Saurav Bandyopadhyay made a successful return to the racing arena in 2017, earning plenty of plaudits for his campaign in the inaugural Volkswagen Ameo Cup.
Bandyopadhyay last raced in the 2012 season of the Polo Cup before sponsorship issues forced him to sideline racing.
At the beginning of the year, he stumbled upon a video of VW’s new 205-bhp Ameo car. And having racked up enough cash over the last five years, he felt now was the time to get back into the driving seat.
“I’ve been trying to get back to it every year,” he told Motorsport.com. “Funds were an issue. But I was saving up money, bit by bit. So, this year I was ready with the funds.
“I saw some videos of pre-season testing that [National Champion and VW test driver] Karthik Tharani had posted on Instagram. The car looked incredible going into C1 at the Chennai track. I had to drive this.
“So I was really, really excited to drive this car. I pushed hard and made it happen somehow.”
Despite registering a few days before the pre-season test, which in turn took place on the same weekend as the first round, Bandyopadhyay took little time to get on top of the Ameo racecar. During his very first weekend, he was racing at the sharp end of the pack.
“Getting to grips with the car was not the issue,” he said. “I think during pre-season testing, the first or second session itself I was among the top five or six.
“The work that was required was going from that top five to the top took a little time.”
It took precisely two rounds or just four races before Bandyopadhyay was fighting for the elusive race win. In the opening race of Round 3 and the Thane-based driver eased to a 7.3s victory to show that he had lost none of it in the five years he spent away from racing.
More creditable performances followed in the next few races, including a victory in Round 4. However, the final two races of the season didn’t go according to plan, dropping him down to fourth in the standings.
It was at that point that he realised that his five-year hiatus had had some detrimental effects. While there was never a question about his pace, as proved by his pole lap, lack of wheel-to-wheel experience meant that he became vulnerable to rivals in a tightly-contested season finale.
“The last week after I came back was not good and I was pretty disappointed,” he rued. “It took a few days to get over it.
“But I’ve not raced for a while.

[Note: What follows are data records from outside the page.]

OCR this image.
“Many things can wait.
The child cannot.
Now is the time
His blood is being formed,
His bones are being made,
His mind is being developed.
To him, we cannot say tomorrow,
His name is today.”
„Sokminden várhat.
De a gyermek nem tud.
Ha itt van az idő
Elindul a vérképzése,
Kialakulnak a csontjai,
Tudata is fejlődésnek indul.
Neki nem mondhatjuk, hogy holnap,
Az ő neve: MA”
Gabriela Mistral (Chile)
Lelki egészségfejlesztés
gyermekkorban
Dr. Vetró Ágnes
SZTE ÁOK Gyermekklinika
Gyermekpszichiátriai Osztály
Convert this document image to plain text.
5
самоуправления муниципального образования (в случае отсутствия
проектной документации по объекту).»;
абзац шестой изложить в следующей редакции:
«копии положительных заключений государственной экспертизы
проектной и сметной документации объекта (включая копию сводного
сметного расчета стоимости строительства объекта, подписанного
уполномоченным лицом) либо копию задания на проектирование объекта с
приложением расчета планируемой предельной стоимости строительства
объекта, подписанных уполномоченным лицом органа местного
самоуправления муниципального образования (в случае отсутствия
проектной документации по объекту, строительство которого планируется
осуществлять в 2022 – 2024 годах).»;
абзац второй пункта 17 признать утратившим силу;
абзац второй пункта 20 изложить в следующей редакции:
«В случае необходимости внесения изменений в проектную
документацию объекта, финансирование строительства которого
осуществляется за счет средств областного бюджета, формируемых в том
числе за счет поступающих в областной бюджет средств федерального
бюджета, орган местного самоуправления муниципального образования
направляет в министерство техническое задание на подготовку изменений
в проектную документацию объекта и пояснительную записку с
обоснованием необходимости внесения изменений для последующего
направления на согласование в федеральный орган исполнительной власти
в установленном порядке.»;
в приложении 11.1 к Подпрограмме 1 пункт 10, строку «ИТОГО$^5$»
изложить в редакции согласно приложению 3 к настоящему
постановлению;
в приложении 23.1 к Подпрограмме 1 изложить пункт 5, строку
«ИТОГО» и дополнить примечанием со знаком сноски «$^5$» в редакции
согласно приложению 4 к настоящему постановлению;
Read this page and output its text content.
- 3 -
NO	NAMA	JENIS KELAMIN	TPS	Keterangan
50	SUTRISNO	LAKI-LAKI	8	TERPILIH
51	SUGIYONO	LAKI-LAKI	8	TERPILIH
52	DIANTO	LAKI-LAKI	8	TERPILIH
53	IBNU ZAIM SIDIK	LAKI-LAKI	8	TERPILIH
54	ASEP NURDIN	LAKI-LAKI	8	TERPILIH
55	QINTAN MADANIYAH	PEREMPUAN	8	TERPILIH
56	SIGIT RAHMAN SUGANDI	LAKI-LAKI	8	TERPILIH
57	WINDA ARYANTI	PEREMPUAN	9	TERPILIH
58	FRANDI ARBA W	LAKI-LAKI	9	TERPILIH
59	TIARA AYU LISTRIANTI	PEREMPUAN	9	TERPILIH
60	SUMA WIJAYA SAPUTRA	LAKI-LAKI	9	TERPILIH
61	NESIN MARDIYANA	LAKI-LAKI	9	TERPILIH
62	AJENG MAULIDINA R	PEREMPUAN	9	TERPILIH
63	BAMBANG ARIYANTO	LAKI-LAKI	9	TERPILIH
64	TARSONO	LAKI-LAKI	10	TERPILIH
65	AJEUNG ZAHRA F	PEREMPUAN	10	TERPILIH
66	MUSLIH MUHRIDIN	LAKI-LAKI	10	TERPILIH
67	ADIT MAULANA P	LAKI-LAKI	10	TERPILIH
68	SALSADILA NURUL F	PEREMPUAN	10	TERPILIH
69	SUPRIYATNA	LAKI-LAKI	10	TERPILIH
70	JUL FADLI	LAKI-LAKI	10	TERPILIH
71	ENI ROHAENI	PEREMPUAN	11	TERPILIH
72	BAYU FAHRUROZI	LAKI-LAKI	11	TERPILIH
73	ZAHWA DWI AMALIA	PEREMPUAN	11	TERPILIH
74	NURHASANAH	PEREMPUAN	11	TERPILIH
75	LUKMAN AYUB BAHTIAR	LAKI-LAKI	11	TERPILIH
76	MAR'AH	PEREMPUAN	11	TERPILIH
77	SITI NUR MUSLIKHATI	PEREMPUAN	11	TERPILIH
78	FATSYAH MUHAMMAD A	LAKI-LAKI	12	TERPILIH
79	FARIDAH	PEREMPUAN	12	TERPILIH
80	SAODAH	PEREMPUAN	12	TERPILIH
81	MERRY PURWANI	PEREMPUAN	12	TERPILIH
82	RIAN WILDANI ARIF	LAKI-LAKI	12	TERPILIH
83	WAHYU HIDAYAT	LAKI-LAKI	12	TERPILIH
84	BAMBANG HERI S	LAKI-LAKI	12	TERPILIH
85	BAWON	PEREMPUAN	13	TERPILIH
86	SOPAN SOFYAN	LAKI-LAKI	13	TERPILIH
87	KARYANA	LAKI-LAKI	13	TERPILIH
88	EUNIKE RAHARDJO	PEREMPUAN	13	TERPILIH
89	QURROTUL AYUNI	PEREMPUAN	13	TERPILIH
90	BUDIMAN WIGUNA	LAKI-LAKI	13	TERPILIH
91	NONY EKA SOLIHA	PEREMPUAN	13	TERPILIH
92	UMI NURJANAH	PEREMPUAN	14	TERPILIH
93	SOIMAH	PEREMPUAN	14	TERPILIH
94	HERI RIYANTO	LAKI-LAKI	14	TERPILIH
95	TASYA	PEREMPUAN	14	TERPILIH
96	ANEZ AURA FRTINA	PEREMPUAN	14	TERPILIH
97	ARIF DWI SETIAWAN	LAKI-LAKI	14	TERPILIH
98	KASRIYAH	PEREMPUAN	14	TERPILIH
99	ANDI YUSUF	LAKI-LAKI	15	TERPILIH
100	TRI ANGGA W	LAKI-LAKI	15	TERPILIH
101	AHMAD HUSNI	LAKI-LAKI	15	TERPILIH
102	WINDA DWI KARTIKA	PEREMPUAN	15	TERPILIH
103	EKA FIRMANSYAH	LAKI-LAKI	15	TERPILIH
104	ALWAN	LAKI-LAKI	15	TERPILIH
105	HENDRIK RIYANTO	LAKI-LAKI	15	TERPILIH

So while racing in the pack, I was still a little tentative, especially in the wet race. I made a mistake and lost three places.
“But going into the last race, I was still starting third. I was confident but one of them made a very aggressive move on me and I lost three places right at the start.
“I got really angry but when you drive in anger you are not putting in the best lap. Then I even retook a place and I was making another move. I just braked super late, went into the grass and lost three places again. So, keeping my composure was an issue racing in the pack.”
Having expressed dissatisfaction over not finishing as high in the championship as he would have liked to, Bandyopadhyay is now eager to return next season and fight for the title.
“Yes, definitely. That's the goal,” he said. “After the pace I’ve shown, it’s definitely a reason for me to work harder and get the money together.
“Whether it’s my own money or sponsor money, either way I really want to be there and have a shot at the championship.”